In Sorong, there is another airport called Sorong Airport (SOQ), which is also called Jefman Airport, in addition to Domine Eduard Osok (DEO) Airport. The following is the flight alternatives that may suit your agenda: Denpasar – Makassar – Sorong:
- Garuda flies several times daily from Denpasar to Makassar
- Express Air (Flight XN 800) daily from Makassar to Sorong.
- Merpati Airlines (Flight MZ 806) daily from Makassar to Sorong.
- Express Air flies daily from Sorong to Makassar,
- Merpati Airline flies daily from Sorong to Makassar.
- Garuda flies daily from Makassar to Denpasar.
- Lion Air operates Sorong to Ambon., and from Ambon to Makassar, then from Makassar to Denpasar.
Manado – Sorong
- Lion Air flies from Manado to Sorong.
- Express Air flies from Mando to Sorong. Sorong – Manado is available from similar airlnes.
Jakarta – Sorong
- Express Air flies daily from Jakarta to Sorong via Makassar.
- Merpati Airlines flies daily from Jakarta to Sorong via Makassar.

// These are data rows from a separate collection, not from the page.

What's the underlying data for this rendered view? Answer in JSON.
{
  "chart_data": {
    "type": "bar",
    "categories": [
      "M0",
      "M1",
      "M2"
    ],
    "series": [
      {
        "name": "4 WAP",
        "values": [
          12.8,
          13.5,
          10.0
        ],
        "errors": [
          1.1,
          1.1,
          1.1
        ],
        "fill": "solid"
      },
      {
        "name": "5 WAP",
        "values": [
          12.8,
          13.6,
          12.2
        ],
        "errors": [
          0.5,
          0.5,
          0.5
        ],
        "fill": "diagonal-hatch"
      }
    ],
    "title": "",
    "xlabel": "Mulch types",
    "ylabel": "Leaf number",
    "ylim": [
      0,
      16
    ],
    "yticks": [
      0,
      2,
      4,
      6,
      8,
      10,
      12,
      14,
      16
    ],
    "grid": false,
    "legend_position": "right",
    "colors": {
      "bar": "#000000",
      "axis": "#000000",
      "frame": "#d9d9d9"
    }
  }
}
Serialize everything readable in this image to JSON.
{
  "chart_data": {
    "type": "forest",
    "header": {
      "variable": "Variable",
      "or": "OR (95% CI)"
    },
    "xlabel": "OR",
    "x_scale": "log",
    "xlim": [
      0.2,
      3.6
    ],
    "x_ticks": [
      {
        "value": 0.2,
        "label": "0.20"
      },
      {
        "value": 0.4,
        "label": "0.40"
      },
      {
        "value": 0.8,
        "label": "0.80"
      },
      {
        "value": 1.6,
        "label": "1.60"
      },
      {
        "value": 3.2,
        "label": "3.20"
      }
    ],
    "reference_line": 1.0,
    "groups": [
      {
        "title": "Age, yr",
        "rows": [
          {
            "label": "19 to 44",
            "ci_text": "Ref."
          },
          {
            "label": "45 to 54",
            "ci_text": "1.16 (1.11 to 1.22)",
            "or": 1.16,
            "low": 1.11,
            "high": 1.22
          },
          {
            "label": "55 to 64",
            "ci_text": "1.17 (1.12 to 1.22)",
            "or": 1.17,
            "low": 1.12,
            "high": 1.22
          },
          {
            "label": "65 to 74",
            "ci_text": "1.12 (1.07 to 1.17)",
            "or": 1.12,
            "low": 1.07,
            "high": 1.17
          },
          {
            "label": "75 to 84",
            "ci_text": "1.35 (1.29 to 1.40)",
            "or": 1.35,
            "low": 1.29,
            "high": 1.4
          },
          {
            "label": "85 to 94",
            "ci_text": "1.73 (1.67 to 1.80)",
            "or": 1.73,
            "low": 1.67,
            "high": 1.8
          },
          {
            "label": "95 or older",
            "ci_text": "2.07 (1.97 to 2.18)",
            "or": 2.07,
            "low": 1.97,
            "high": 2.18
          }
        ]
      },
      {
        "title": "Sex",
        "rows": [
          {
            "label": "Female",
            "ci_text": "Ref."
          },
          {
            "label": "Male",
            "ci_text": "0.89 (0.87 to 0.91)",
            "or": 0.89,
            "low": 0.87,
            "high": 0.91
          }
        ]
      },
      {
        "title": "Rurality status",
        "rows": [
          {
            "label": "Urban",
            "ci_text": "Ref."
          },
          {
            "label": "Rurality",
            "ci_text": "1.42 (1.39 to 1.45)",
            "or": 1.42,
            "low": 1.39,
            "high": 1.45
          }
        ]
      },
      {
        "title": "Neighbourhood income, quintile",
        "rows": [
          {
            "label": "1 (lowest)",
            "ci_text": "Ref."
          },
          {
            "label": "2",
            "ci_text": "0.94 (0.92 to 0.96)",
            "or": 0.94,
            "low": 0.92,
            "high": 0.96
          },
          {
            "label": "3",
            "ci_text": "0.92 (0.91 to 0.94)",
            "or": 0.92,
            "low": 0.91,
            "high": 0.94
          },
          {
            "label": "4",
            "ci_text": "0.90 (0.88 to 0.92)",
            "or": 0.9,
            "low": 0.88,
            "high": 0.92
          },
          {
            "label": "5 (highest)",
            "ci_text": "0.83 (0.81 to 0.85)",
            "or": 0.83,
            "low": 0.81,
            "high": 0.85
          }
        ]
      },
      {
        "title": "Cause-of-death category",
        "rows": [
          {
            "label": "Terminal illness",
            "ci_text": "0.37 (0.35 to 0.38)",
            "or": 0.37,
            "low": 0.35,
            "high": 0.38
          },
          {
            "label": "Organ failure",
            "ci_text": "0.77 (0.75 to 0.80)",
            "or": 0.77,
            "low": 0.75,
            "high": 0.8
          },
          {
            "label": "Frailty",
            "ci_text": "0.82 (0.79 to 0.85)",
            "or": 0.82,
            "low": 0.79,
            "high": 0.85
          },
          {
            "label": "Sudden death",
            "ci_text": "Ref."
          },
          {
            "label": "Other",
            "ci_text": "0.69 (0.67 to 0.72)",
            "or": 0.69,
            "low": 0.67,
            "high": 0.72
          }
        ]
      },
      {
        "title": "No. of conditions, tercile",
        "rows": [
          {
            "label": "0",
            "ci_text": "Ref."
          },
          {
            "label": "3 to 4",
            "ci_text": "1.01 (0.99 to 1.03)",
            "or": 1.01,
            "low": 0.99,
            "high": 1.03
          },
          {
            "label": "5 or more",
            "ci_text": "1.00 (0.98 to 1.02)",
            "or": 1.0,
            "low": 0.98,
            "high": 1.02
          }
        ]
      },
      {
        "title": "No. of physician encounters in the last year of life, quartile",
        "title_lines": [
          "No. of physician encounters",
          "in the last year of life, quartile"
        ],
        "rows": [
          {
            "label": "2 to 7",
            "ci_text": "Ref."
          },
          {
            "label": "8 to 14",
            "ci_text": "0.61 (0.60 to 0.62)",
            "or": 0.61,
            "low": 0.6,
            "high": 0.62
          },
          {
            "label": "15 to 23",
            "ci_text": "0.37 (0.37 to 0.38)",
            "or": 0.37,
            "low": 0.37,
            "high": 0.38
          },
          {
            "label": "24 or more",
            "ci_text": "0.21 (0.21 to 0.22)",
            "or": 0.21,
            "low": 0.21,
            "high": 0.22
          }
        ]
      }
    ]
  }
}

- Batavia Airlines flies from Jakarta to Sorong via Makassar.
When overnight transit in Makassar, it is recommended to stay at Hotel Imperial Aryaduta as it is close to the airport and easier to catch the next flight. Schedules are subject to change and you are highly recommended to always double check available flights. However, do not worry about the trip to Sorong. There are plenty of air connections available:
- There are 12 flights per week using small aircrafts from Sorong.
- The smallest commercial aircraft flying out of Sorong is an ATR with 46 seats.
- There are over 40 domestic flights per week from Sorong.
- Sorong has 16 medium sized aircraft departing each week.
- There are 8 nonstop flights per week departing from Sorong.
- The shortest flight out of Sorong is 159 miles.
- There are over 3 long haul flights per week from Sorong.
- There are 4 airlines operating out of Sorong.
Compared to other cities in Indonesian Papua, Sorong is the fastest growing town. It is dynamic and tolerably safe. Getting around in Sorong is possible by taxi, chartered van, and also becak for shorter distances.
Angkot is also available and you are recommended to always make sure you know where you are going. Best ask the friendly staff at the hotel you are staying before traveling around town. If you cannot remember the number of the Angkot you are taking, take a note and ask around when possible.